Zudem weisen Expertinnen wie Catherine Page Jeffery auf positive Seiten hin: soziale Unterstützung, besonders für LGBTQI-Jugendliche oder junge Menschen in abgelegenen Regionen; Zugang zu Beratung bei psychischen Schwierigkeiten; und die Entwicklung digitaler Fähigkeiten. Ein pauschales Verbot könne gerade vulnerable Gruppen stärker isolieren. Viele würden auf schlechter regulierte Plattformen ausweichen oder die Blockaden per VPN umgehen.

Kritisiert wird auch der Prozess: Jugendliche selbst seien kaum konsultiert worden. Das UN-Kinderrechtskomitee betont das Recht auf digitale Teilhabe. Gefordert werden statt Verboten strengere Regeln für die Plattformen, verpflichtende Sicherheitsstandards, bessere Medienbildung und klare Leitlinien für Eltern.

Wie reagiert die Bevölkerung?

Umfragen zeigen eine ungewöhnlich breite Zustimmung von 60 bis 80 Prozent. Zugleich herrscht grosse Unsicherheit über die praktische Umsetzung.
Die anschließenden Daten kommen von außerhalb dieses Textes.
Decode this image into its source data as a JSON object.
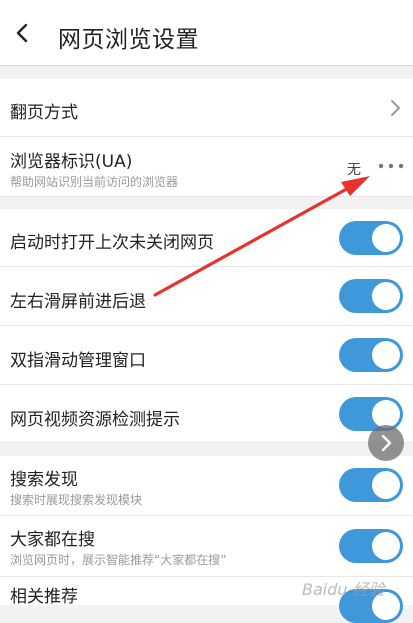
{
  "header": {
    "title": "网页浏览设置",
    "back_icon": "chevron-left-icon"
  },
  "rows": [
    {
      "label": "翻页方式"
    },
    {
      "label": "浏览器标识(UA)",
      "sub": "帮助网站识别当前访问的浏览器",
      "value": "无"
    },
    {
      "label": "启动时打开上次未关闭网页",
      "toggle": true
    },
    {
      "label": "左右滑屏前进后退",
      "toggle": true
    },
    {
      "label": "双指滑动管理窗口",
      "toggle": true
    },
    {
      "label": "网页视频资源检测提示",
      "toggle": true
    },
    {
      "label": "搜索发现",
      "sub": "搜索时展现搜索发现模块",
      "toggle": true
    },
    {
      "label": "大家都在搜",
      "sub": "浏览网页时，展示智能推荐“大家都在搜”",
      "toggle": true
    },
    {
      "label": "相关推荐",
      "toggle": true
    }
  ],
  "watermark": "Baidu 经验",
  "colors": {
    "accent": "#3f98d9",
    "annotation_arrow": "#e8322d"
  }
}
In Internetforen diskutieren Nutzerinnen und Nutzer seit Wochen mögliche Umgehungsstrategien – ein Hinweis darauf, wie schwer das Gesetz durchzusetzen sein dürfte.
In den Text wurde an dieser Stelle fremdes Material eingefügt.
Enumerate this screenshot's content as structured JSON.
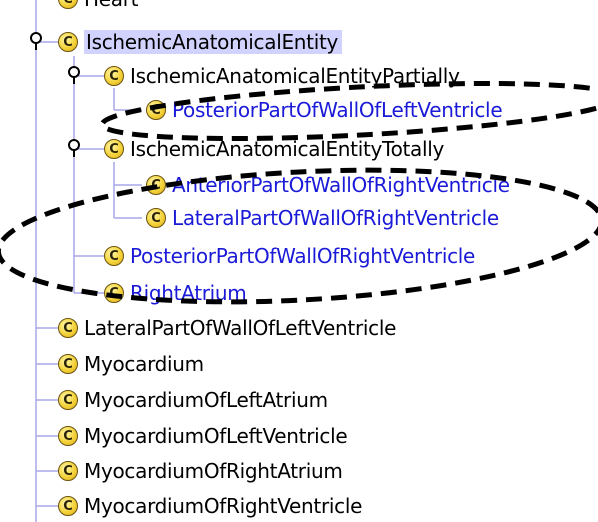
{
  "tree": {
    "nodes": [
      {
        "id": "top-partial",
        "label": "Heart",
        "type": "class",
        "inferred": false
      },
      {
        "id": "ischemic",
        "label": "IschemicAnatomicalEntity",
        "type": "class",
        "inferred": false,
        "selected": true
      },
      {
        "id": "ischemic-partially",
        "label": "IschemicAnatomicalEntityPartially",
        "type": "class",
        "inferred": false
      },
      {
        "id": "posterior-left",
        "label": "PosteriorPartOfWallOfLeftVentricle",
        "type": "class",
        "inferred": true
      },
      {
        "id": "ischemic-totally",
        "label": "IschemicAnatomicalEntityTotally",
        "type": "class",
        "inferred": false
      },
      {
        "id": "anterior-right",
        "label": "AnteriorPartOfWallOfRightVentricle",
        "type": "class",
        "inferred": true
      },
      {
        "id": "lateral-right",
        "label": "LateralPartOfWallOfRightVentricle",
        "type": "class",
        "inferred": true
      },
      {
        "id": "posterior-right",
        "label": "PosteriorPartOfWallOfRightVentricle",
        "type": "class",
        "inferred": true
      },
      {
        "id": "right-atrium",
        "label": "RightAtrium",
        "type": "class",
        "inferred": true
      },
      {
        "id": "lateral-left",
        "label": "LateralPartOfWallOfLeftVentricle",
        "type": "class",
        "inferred": false
      },
      {
        "id": "myocardium",
        "label": "Myocardium",
        "type": "class",
        "inferred": false
      },
      {
        "id": "myo-left-atrium",
        "label": "MyocardiumOfLeftAtrium",
        "type": "class",
        "inferred": false
      },
      {
        "id": "myo-left-ventricle",
        "label": "MyocardiumOfLeftVentricle",
        "type": "class",
        "inferred": false
      },
      {
        "id": "myo-right-atrium",
        "label": "MyocardiumOfRightAtrium",
        "type": "class",
        "inferred": false
      },
      {
        "id": "myo-right-ventricle",
        "label": "MyocardiumOfRightVentricle",
        "type": "class",
        "inferred": false
      }
    ],
    "class_badge_letter": "C",
    "icon_names": {
      "class": "class-icon",
      "expander": "expand-handle-icon"
    }
  },
  "colors": {
    "asserted_text": "#000000",
    "inferred_text": "#1a1ad8",
    "selection_bg": "#d2d2ff",
    "tree_line": "#a9a9e8",
    "class_badge": "#f4d23a",
    "annotation_ellipse": "#000000"
  }
}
Wovon hängt der Erfolg ab – und welche Hürden drohen?

Für den deutschen Digitalisierungsexperten Robert Gerlit, der die Umsetzung des Verbots vor Ort beobachtet, entscheidet nicht primär die Technologie über das Gelingen, sondern die Akzeptanz. Wie bei jeder roten Ampel funktioniere das System nur, wenn die Mehrheit die Regel respektiere – in diesem Fall vor allem die Eltern jüngerer Kinder, die bisher oft wenig Erfahrung mit digitalen Risiken hätten. Das Gesetz schaffe einen verbindlichen Rahmen, der Eltern stärker in die Verantwortung nehme.

Rechtlich ist die Lage komplex. Die Digital Freedom Coalition hat Klage eingereicht und argumentiert, das Gesetz verletze das implizite Recht Minderjähriger auf politische Kommunikation. Auch US-Techkonzerne üben politischen Druck aus. Sie sehen das Gesetz als Verstoss gegen das Freihandelsabkommen zwischen den USA und Australien und als Diskriminierung amerikanischer Firmen.